I've never quite understood the rationale of the private club rule. By most accounts, the rule was not much of a barrier to drinking, and in some parts of the state (such as Park City) it wasn't even enforced. So the private club rule doesn't appear to have restricted alcohol consumption. It seems to have had more of a social stigma function, requiring drinkers to be "on a list." In that respect, the updated law hasn't changed much. The Associated Press reports:

The [Mormon] Church has always helped shape alcohol policy here, and the change to the law this year was no different. Only after consultation with church leaders and an agreement that DUI penalties would be stiffened, did lawmakers make progress on the changes.
As part of the agreement, Utah also became the only state in the country to require bars to scan the ID of anyone who appears to be 35 or younger to ensure their ID is valid. Bars store the information for a week so law enforcement can inspect it.
Anyone who has an ID that doesn't properly scan is required to fill out a form logging their presence at the bar.

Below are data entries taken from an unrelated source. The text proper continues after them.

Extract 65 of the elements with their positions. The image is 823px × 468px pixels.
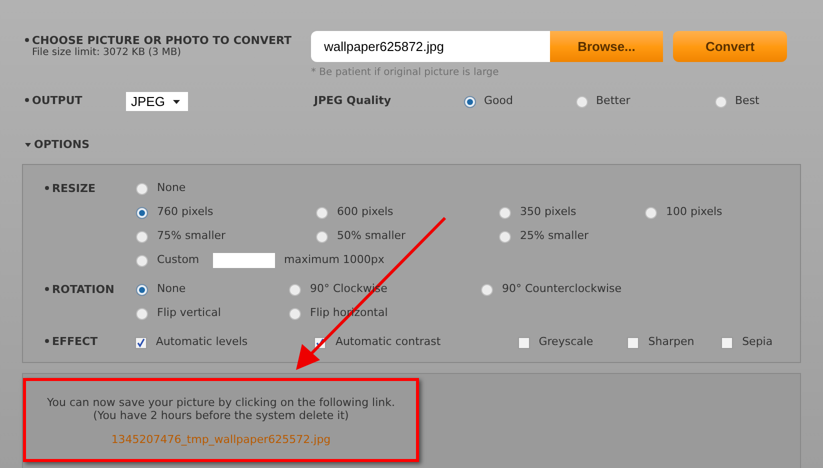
radio-label: None: [157, 281, 186, 298]
radio-button[interactable]: [316, 230, 328, 242]
file-input-field[interactable]: wallpaper625872.jpg: [311, 31, 550, 62]
radio-button[interactable]: [136, 182, 148, 194]
radio-button[interactable]: [136, 254, 148, 266]
radio-label: 760 pixels: [157, 204, 214, 220]
radio-label: 75% smaller: [157, 228, 226, 244]
quality-label: JPEG Quality: [314, 93, 392, 110]
radio-button[interactable]: [715, 96, 727, 108]
bullet-icon: [25, 98, 29, 102]
caret-icon[interactable]: [25, 143, 31, 148]
radio-button[interactable]: [481, 284, 493, 296]
radio-label: Flip vertical: [157, 305, 221, 322]
section-label: OPTIONS: [34, 137, 90, 153]
hint-text: * Be patient if original picture is large: [311, 66, 500, 80]
section-label: OUTPUT: [25, 93, 126, 110]
section-label: RESIZE: [45, 176, 136, 272]
radio-label: Good: [484, 93, 513, 110]
radio-button[interactable]: [136, 308, 148, 320]
radio-button[interactable]: [289, 308, 301, 320]
checkbox-label: Automatic levels: [156, 334, 248, 350]
result-message: You can now save your picture by clicking on the following link.: [46, 396, 396, 408]
size-limit-note: maximum 1000px: [284, 252, 384, 268]
checkbox-label: Greyscale: [538, 334, 594, 350]
custom-size-field[interactable]: [213, 253, 275, 268]
radio-button[interactable]: [136, 230, 148, 242]
bullet-icon: [25, 38, 29, 42]
checkbox[interactable]: [721, 336, 734, 348]
radio-button[interactable]: [645, 206, 657, 218]
checkbox[interactable]: [134, 336, 147, 348]
result-message: (You have 2 hours before the system delete it): [93, 408, 349, 422]
bullet-icon: [45, 186, 49, 190]
convert-button[interactable]: Convert: [673, 31, 787, 62]
browse-button[interactable]: Browse...: [550, 31, 663, 62]
bullet-icon: [45, 286, 49, 290]
radio-button[interactable]: [499, 230, 511, 242]
radio-label: 100 pixels: [666, 204, 722, 220]
file-size-note: File size limit: 3072 KB (3 MB): [31, 47, 182, 59]
radio-button[interactable]: [289, 284, 301, 296]
section-label: CHOOSE PICTURE OR PHOTO TO CONVERT: [25, 34, 311, 47]
radio-label: 600 pixels: [337, 204, 394, 220]
checkbox-label: Automatic contrast: [335, 334, 441, 350]
radio-button[interactable]: [316, 206, 328, 218]
section-label: EFFECT: [45, 334, 135, 351]
radio-button[interactable]: [136, 206, 148, 218]
radio-button[interactable]: [464, 96, 476, 108]
radio-button[interactable]: [136, 284, 148, 296]
radio-label: 350 pixels: [520, 204, 576, 220]
checkbox[interactable]: [627, 336, 640, 348]
radio-label: Custom: [157, 252, 200, 268]
radio-label: None: [157, 180, 186, 196]
format-dropdown[interactable]: JPEG: [126, 92, 188, 111]
checkbox-label: Sepia: [742, 334, 773, 350]
radio-button[interactable]: [576, 96, 588, 108]
section-label: ROTATION: [45, 278, 136, 326]
radio-label: 50% smaller: [337, 228, 406, 244]
bullet-icon: [45, 339, 49, 344]
caret-icon: [172, 100, 180, 104]
radio-label: Better: [596, 93, 630, 110]
radio-button[interactable]: [499, 206, 511, 218]
checkbox[interactable]: [518, 336, 530, 348]
radio-label: 90° Counterclockwise: [502, 281, 622, 298]
radio-label: 25% smaller: [520, 228, 589, 244]
radio-label: Best: [735, 93, 760, 110]
checkbox-label: Sharpen: [648, 334, 694, 350]
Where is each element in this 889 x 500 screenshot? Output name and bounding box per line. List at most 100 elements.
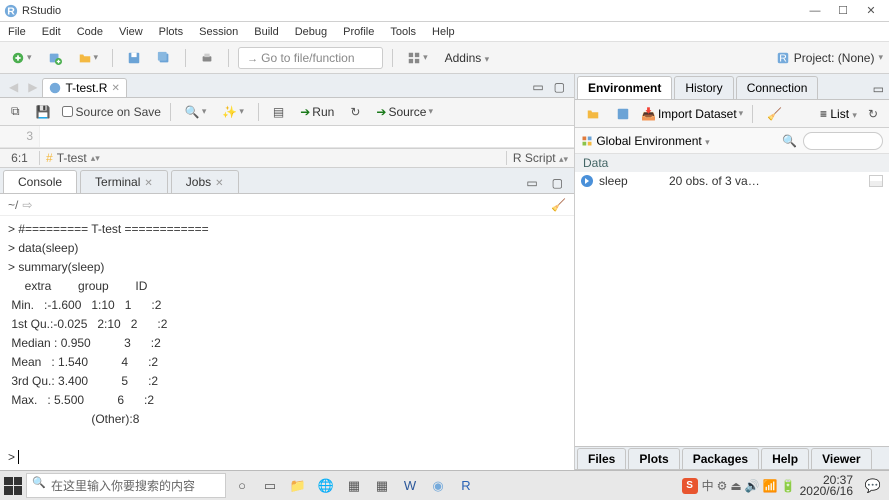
load-ws-button[interactable] [581, 104, 605, 124]
nav-back-button[interactable]: ◀ [4, 77, 23, 97]
r-file-icon [49, 82, 61, 94]
wand-button[interactable]: ✨▾ [217, 102, 248, 122]
help-tabstrip: Files Plots Packages Help Viewer [575, 446, 889, 470]
expand-icon[interactable] [581, 175, 593, 187]
clear-console-icon[interactable]: 🧹 [551, 198, 566, 212]
clear-env-button[interactable]: 🧹 [762, 104, 787, 124]
tab-files[interactable]: Files [577, 448, 626, 469]
tab-environment[interactable]: Environment [577, 76, 672, 99]
source-tab-ttest[interactable]: T-test.R ✕ [42, 78, 126, 97]
menu-session[interactable]: Session [199, 26, 238, 38]
svg-text:R: R [7, 5, 15, 17]
save-button[interactable] [122, 48, 146, 68]
console-output[interactable]: > #========= T-test ============ > data(… [0, 216, 574, 470]
function-picker[interactable]: # T-test ▴▾ [40, 151, 506, 165]
env-scope-bar: Global Environment ▾ 🔍 [575, 128, 889, 154]
close-button[interactable]: ✕ [857, 4, 885, 17]
nav-fwd-button[interactable]: ▶ [23, 77, 42, 97]
source-editor[interactable]: 3 [0, 126, 574, 148]
line-gutter: 3 [0, 126, 40, 147]
menu-view[interactable]: View [119, 26, 143, 38]
file-type-picker[interactable]: R Script ▴▾ [506, 151, 574, 165]
close-tab-icon[interactable]: ✕ [111, 83, 119, 94]
tab-plots[interactable]: Plots [628, 448, 679, 469]
cursor-position[interactable]: 6:1 [0, 151, 40, 165]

Utah alcohol laws still have quite a few quirks. That same AP article notes that flavored malt beverages may not be sold at grocery or convenience stores, the percentage of alcohol in beer is capped at 3.2%, happy hours are illegal, and cocktails must be mixed out of the sight of customers.

As a policy matter, I think the new law is at least a step in the right direction, particularly the harsher DUI penalties. I would rather see some more creative solutions, such as those that I discussed earlier this year involving alcohol tax equal to the average marginal social cost of each drink.